Matt, the groom of the latter affair, asked me to blog about his wedding. "You don't understand," I tried to inform him, "I only write boring essayes on my blog. I'm not one of the types to actually speak about personal experiences, and certainly not about the raw emotions generally associated with sacred events such as this."

However, Matt is a salesman and is generally not given to concede anything once he has his mind set. "Just try to write something," he rejoined, inflecting just the right tone of voice to imply that if I didn't, I would succeed in forever tarnishing the pristine memories of his blessed weekend.

I suppose I could write a very entertaining blog about my travel adventures of the weekend, but I'd rather not re-live that. All I can say is that I don't know why anyone would ever book a flight when driving is even remotely an option, particularly since the advent of XM Radio.

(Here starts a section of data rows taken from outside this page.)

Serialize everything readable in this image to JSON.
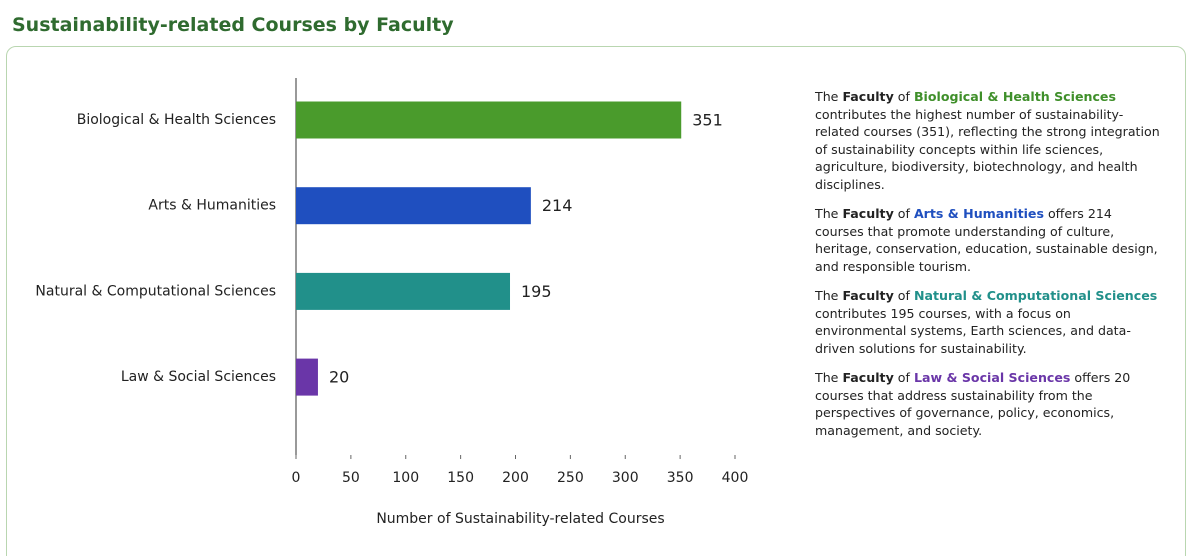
{
  "chart_data": {
    "type": "barh",
    "title": "Sustainability-related Courses by Faculty",
    "categories": [
      "Biological & Health Sciences",
      "Arts & Humanities",
      "Natural & Computational Sciences",
      "Law & Social Sciences"
    ],
    "values": [
      351,
      214,
      195,
      20
    ],
    "colors": [
      "#4a9b2c",
      "#1f4fbf",
      "#21908a",
      "#6a36a8"
    ],
    "xlabel": "Number of Sustainability-related Courses",
    "xlim": [
      0,
      400
    ],
    "xticks": [
      0,
      50,
      100,
      150,
      200,
      250,
      300,
      350,
      400
    ],
    "grid": false
  },
  "text_panel": {
    "paragraphs": [
      [
        {
          "text": "The "
        },
        {
          "text": "Faculty",
          "bold": true
        },
        {
          "text": " of "
        },
        {
          "text": "Biological & Health Sciences",
          "bold": true,
          "color": "#3f8f2a"
        },
        {
          "text": " contributes the highest number of sustainability-related courses (351), reflecting the strong integration of sustainability concepts within life sciences, agriculture, biodiversity, biotechnology, and health disciplines."
        }
      ],
      [
        {
          "text": "The "
        },
        {
          "text": "Faculty",
          "bold": true
        },
        {
          "text": " of "
        },
        {
          "text": "Arts & Humanities",
          "bold": true,
          "color": "#1f4fbf"
        },
        {
          "text": " offers 214 courses that promote understanding of culture, heritage, conservation, education, sustainable design, and responsible tourism."
        }
      ],
      [
        {
          "text": "The "
        },
        {
          "text": "Faculty",
          "bold": true
        },
        {
          "text": " of "
        },
        {
          "text": "Natural & Computational Sciences",
          "bold": true,
          "color": "#21908a"
        },
        {
          "text": " contributes 195 courses, with a focus on environmental systems, Earth sciences, and data-driven solutions for sustainability."
        }
      ],
      [
        {
          "text": "The "
        },
        {
          "text": "Faculty",
          "bold": true
        },
        {
          "text": " of "
        },
        {
          "text": "Law & Social Sciences",
          "bold": true,
          "color": "#6a36a8"
        },
        {
          "text": " offers 20 courses that address sustainability from the perspectives of governance, policy, economics, management, and society."
        }
      ]
    ]
  }
}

So I guess I'll be forced to relate my impressions on how my old friend has changed over the years, and the significance of his coming to the altar. I have always enjoyed Matt's ability to adopt an ethos of nonconformity while at the same time pursuing an agenda of notoriety. Some of my favorite memories include his unsuccessful attempt to talk his way into a limo after we went to a Stones concert in 1999, followed by his successful attempt a few minutes later to talk a motorist into rolling down his window and offering him a bite of his doughnut. These examples of unabashed temerity were par for the course with him, and they were indicative of a roguish charm that he affected that allowed him to get away with pretty much anything.

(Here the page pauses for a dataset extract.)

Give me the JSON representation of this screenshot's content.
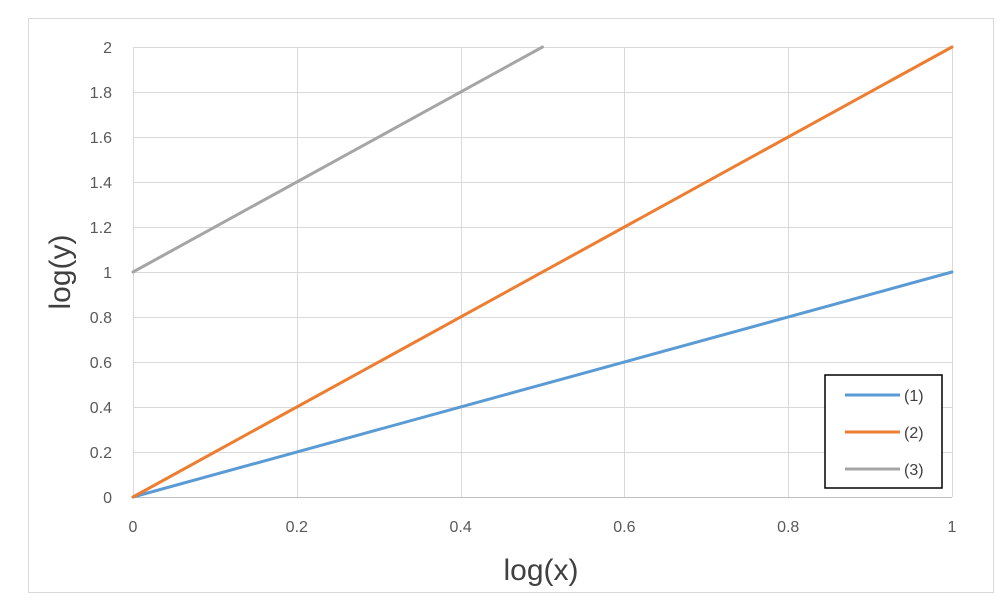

I suppose I had a my share of temerity back in those days, as well, as evidenced by the stunts that we would sometimes pull in tandem. After a Brewer game in May of 1998, we staged a beautiful incident in the County Stadium parking lot in which he pretended to trip me and I sent a gigantic collection of scavenged stadium food in multiple directions. I vividly recall a motorist yelling "stupid drunks!" out the window of his Coke-splashed vehicle. The irony was that we were far from inebriated; neither one of us needed to be to exceed the boundary of rational behavior. For many people, this incident would have been a fitting denouement to the evening, but we weren't content. We next concocted a game in which I would block traffic and he would approach motorists and make them answer questions from a trivia book in order to pass. (We were quite surprised when a guy, without any hesitation, rattled off several states that begin and end with the same letter, e.g. Alaska).

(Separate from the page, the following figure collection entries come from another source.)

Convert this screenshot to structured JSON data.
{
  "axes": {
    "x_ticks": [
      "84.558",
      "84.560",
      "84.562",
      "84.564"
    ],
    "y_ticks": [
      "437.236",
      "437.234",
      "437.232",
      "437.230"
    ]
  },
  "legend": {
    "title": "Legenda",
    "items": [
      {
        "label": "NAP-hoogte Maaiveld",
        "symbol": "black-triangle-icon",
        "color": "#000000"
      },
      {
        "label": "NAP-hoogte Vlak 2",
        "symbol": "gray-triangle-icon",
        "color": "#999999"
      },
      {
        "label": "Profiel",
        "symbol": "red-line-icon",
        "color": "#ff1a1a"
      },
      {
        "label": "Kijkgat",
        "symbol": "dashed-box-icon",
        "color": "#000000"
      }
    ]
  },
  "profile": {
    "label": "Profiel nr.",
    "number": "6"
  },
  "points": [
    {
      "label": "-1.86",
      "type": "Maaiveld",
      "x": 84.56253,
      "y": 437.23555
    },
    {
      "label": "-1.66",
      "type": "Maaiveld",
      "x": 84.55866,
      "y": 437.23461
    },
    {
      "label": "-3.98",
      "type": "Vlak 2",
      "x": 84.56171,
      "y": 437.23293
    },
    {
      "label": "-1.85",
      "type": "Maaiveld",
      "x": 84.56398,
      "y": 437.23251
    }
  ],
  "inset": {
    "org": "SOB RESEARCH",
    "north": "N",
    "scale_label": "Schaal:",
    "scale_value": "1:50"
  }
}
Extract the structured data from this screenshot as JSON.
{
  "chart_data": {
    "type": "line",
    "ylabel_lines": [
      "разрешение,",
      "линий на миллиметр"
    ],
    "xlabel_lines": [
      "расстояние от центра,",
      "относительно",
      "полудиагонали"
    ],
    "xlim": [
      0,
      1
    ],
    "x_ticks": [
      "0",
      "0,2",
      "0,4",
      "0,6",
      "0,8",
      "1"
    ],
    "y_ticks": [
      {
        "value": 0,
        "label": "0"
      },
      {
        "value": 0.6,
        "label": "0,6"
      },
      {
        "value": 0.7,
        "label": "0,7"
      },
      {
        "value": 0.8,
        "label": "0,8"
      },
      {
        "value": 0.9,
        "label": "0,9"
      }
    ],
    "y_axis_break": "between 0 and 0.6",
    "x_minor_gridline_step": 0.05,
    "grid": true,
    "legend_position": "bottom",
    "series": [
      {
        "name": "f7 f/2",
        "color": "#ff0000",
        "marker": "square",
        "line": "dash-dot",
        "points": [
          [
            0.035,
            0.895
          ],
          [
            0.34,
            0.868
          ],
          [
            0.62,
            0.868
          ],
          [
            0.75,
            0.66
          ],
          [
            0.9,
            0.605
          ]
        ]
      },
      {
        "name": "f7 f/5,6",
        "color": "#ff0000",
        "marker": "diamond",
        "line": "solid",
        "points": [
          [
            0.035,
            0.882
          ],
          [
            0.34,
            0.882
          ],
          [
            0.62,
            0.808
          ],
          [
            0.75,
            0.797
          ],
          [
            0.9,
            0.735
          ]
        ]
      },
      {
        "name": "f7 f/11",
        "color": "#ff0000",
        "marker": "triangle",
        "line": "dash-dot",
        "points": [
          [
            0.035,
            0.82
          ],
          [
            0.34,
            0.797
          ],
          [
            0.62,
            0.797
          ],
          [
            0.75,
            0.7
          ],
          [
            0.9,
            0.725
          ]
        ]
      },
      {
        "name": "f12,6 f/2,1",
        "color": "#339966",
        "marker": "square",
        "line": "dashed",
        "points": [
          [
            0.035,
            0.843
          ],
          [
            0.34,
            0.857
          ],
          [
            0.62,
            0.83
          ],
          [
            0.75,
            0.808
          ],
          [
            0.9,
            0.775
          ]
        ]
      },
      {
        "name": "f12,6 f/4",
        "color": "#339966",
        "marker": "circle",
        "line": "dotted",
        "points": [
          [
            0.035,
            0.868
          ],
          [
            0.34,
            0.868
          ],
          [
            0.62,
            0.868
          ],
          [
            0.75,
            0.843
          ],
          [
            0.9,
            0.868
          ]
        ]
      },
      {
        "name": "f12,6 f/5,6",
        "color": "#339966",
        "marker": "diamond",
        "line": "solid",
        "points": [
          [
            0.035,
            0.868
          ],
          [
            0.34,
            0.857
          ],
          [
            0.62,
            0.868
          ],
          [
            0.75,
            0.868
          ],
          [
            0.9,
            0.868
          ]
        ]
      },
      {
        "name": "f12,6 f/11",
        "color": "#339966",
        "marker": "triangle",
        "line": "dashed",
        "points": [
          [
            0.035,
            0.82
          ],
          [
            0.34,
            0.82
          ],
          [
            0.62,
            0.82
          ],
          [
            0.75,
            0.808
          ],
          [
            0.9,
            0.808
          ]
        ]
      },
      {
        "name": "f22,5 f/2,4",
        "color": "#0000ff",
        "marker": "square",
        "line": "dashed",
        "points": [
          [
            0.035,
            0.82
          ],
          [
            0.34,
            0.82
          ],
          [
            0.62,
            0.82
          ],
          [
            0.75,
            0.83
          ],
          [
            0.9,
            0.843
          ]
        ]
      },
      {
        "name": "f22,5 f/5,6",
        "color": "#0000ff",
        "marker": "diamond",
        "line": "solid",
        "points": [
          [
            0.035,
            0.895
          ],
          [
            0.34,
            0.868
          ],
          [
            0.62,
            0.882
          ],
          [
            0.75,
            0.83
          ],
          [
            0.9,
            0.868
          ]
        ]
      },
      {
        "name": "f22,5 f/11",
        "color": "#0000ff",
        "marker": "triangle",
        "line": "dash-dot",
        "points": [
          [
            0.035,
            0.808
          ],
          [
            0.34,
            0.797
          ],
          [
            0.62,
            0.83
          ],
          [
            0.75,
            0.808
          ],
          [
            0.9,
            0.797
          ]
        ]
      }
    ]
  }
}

Through these and many other adventures, the constant in Matt's personality was an element of control. He loved his friends, but he was always one to set the tone and manipulate the environment to maximize his experiences. Since he also had the uncanny knack to make other's feel comfortable, they wouldn't feel like they were sacrificing anything by ceding to him (I suppose these are the factors which enable him to be a successful salesman today).

I don't think it takes a psychologist to look at this profile and say that such a person may not be best suited to matrimony, to the type of compromises and concessions that a successful relationship requires. In other words, the guy who once bragged to me that he "doesn't back down" would need to find the ability to occasionally back down.

After observing his informal interactions with his new bride, I am convinced that they will have a wonderful life together. How can I be so sure? Let me cite one example: Matt had no idea where he was going on his honeymoon. She knew the arrangements, but he was told that it would be a surprise. The Matt I used to know wouldn't have accepted such a scenario.

Of course, there times when Matt's previous mantra of "not backing down" will come in handy. He related to me that the day of the wedding he told his bride, "Honey, this is just like a tattoo. It's forever." In a culture where many people say "I do" to a lifetime comment and then renege on it, you can be sure that when this guy says "I do," that he won't back down from the commitment that such a statement entails.